NOTE: The date is for simulated rides with real prices i.e. how much would the ride cost IF someone actually took it. Uber/Lyft DO NOT make this data public and nor is the case in this dataset
Content
With no public data of rides/prices shared by any entity, we tried to collect real-time data using Uber&Lyft api queries and corresponding weather conditions. We chose a few hot locations in Boston from this map
We built a custom application in Scala to query data at regular intervals and saved it to DynamoDB. The project can be found here on GitHub
We queried cab ride estimates every 5 mins and weather data every 1 hr.
The data is approx. for a week of Nov '18 ( I actually have included data collected while I was testing the 'querying' application so might have data spread out over more than a week. I didn't consider this as a time-series problem so did not worry about regular interval. The chosen interval was to query as much as data possible without unnecessary redundancy. So data can go from end week of Nov to few in Dec)
The Cab ride data covers various types of cabs for Uber & Lyft and their price for the given location. You can also find if there was any surge in the price during that time.
Weather data contains weather attributes like temperature, rain, cloud, etc for all the locations taken into consideration.
Inspiration
Our aim was to try to analyze the prices of these ride-sharing apps and try to figure out what factors are driving the demand. Do Mondays have more demand than Sunday at 9 am? Do people avoid cabs on a sunny day? Was there a Red Sox match at Fenway that caused more people coming in? We have provided a small dataset as well as a mechanism to collect more data. We would love to see more conclusions drawn.
-----
The link to the original dataset is https://www.kaggle.com/datasets/ravi72munde/uber-lyft-cab-prices/data
We have used the dataset in the Monash Time Series Forecasting Repository (https://zenodo.org/records/5122114) which is hourly (not in 5 min intervals
like the original dataset) and already joined with the weather data. However, we have applied some preprocessing steps.
There are 21 columns:
id_series: The id of the time series.
date: The date of the time series in the format "%Y-%m-%d".
time_step: The time step on the time series.
value_X (X from 0 to 14): The values of the time series, which will be used for the forecasting task.
covariate_X (X from 0 to 2): Covariate values of the time series, tied to the 'id_series'. Not interested in forecasting, but can help with the forecasting task.
Preprocessing:
1 - Dropped the 'series_name' column and exploded the 'series_value' column.
2 - Created a 'time_step' column from columns 'source_location', 'provider_name', 'provider_service', 'type'.
3 - Pivot the table with index 'source_location', 'provider_name', 'provider_service', 'time_step', using the column 'type' and values 'series_value'
4 - Created column 'id_series' from 'source_location', 'provider_name', 'provider_service', obtaining ids from 0 to 155.
5 - Created column 'date' from the 'start_timestamp' ('2018-11-26 06:00:00') and adding 'time_step' * 1 hour. The format is %Y-%m-%d %H:%M:%S.

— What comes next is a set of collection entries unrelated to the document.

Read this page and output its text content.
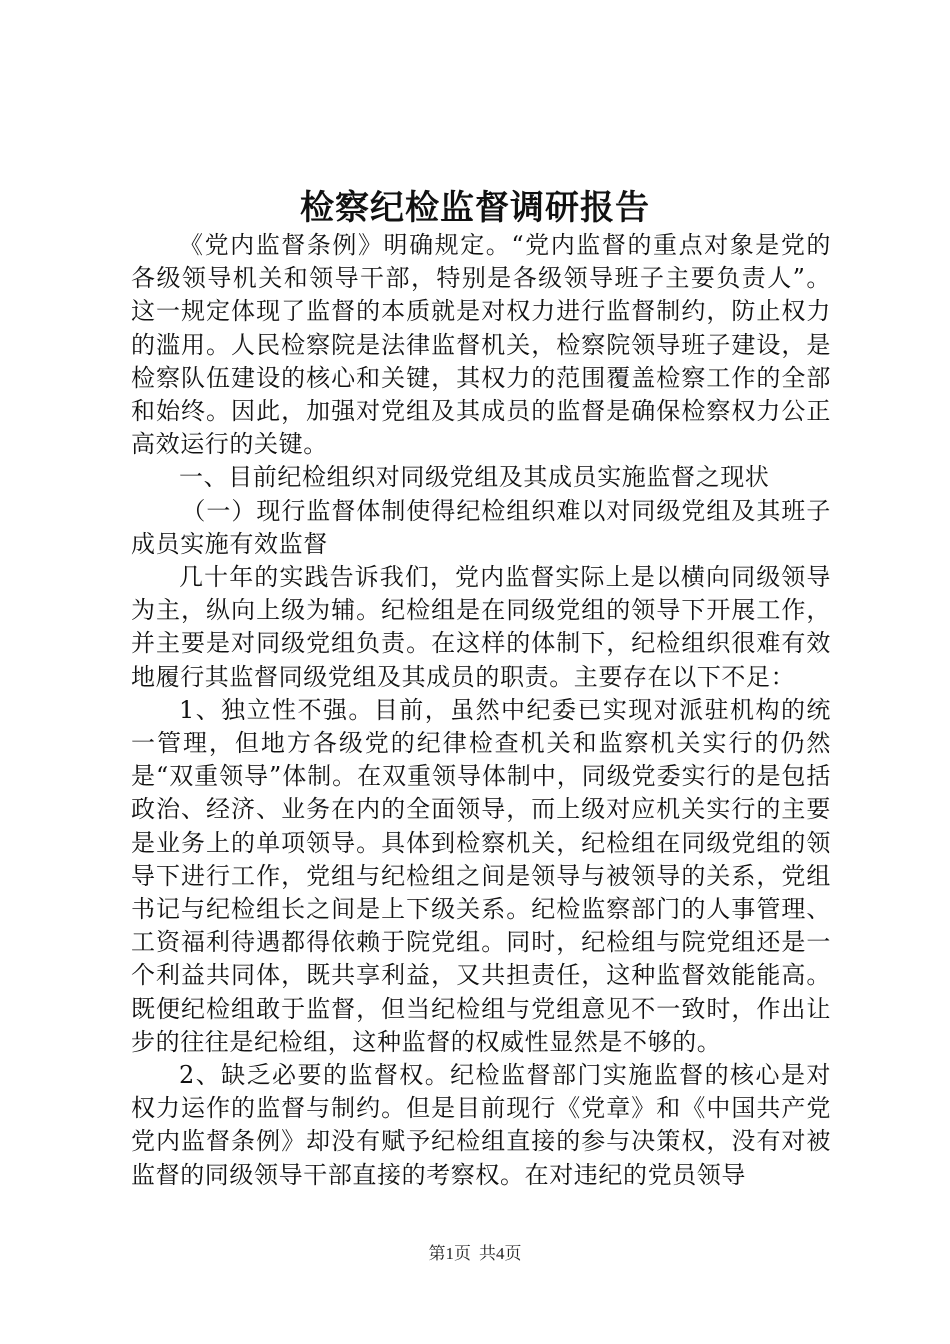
检察纪检监督调研报告

《党内监督条例》明确规定。“党内监督的重点对象是党的各级领导机关和领导干部，特别是各级领导班子主要负责人”。这一规定体现了监督的本质就是对权力进行监督制约，防止权力的滥用。人民检察院是法律监督机关，检察院领导班子建设，是检察队伍建设的核心和关键，其权力的范围覆盖检察工作的全部和始终。因此，加强对党组及其成员的监督是确保检察权力公正高效运行的关键。

一、目前纪检组织对同级党组及其成员实施监督之现状

（一）现行监督体制使得纪检组织难以对同级党组及其班子成员实施有效监督

几十年的实践告诉我们，党内监督实际上是以横向同级领导为主，纵向上级为辅。纪检组是在同级党组的领导下开展工作，并主要是对同级党组负责。在这样的体制下，纪检组织很难有效地履行其监督同级党组及其成员的职责。主要存在以下不足：

1、独立性不强。目前，虽然中纪委已实现对派驻机构的统一管理，但地方各级党的纪律检查机关和监察机关实行的仍然是“双重领导”体制。在双重领导体制中，同级党委实行的是包括政治、经济、业务在内的全面领导，而上级对应机关实行的主要是业务上的单项领导。具体到检察机关，纪检组在同级党组的领导下进行工作，党组与纪检组之间是领导与被领导的关系，党组书记与纪检组长之间是上下级关系。纪检监察部门的人事管理、工资福利待遇都得依赖于院党组。同时，纪检组与院党组还是一个利益共同体，既共享利益，又共担责任，这种监督效能能高。既便纪检组敢于监督，但当纪检组与党组意见不一致时，作出让步的往往是纪检组，这种监督的权威性显然是不够的。

2、缺乏必要的监督权。纪检监督部门实施监督的核心是对权力运作的监督与制约。但是目前现行《党章》和《中国共产党党内监督条例》却没有赋予纪检组直接的参与决策权，没有对被监督的同级领导干部直接的考察权。在对违纪的党员领导

第1页 共4页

6 - Renamed columns 'source_location', 'provider_name', 'provider_service' to 'covariate_X' with X from 0 to 2 and the columns obtained from 'type' to
'value_X' with X from 0 to 14.
7 - Defined 'covariate_X' and 'id_series' columns as 'category' and 'value_X' columns as float.
8 - Dropped 12 'id_series' because they do not have any 'price' information (only NaNs). After this treatment, we do not have any other NaN value.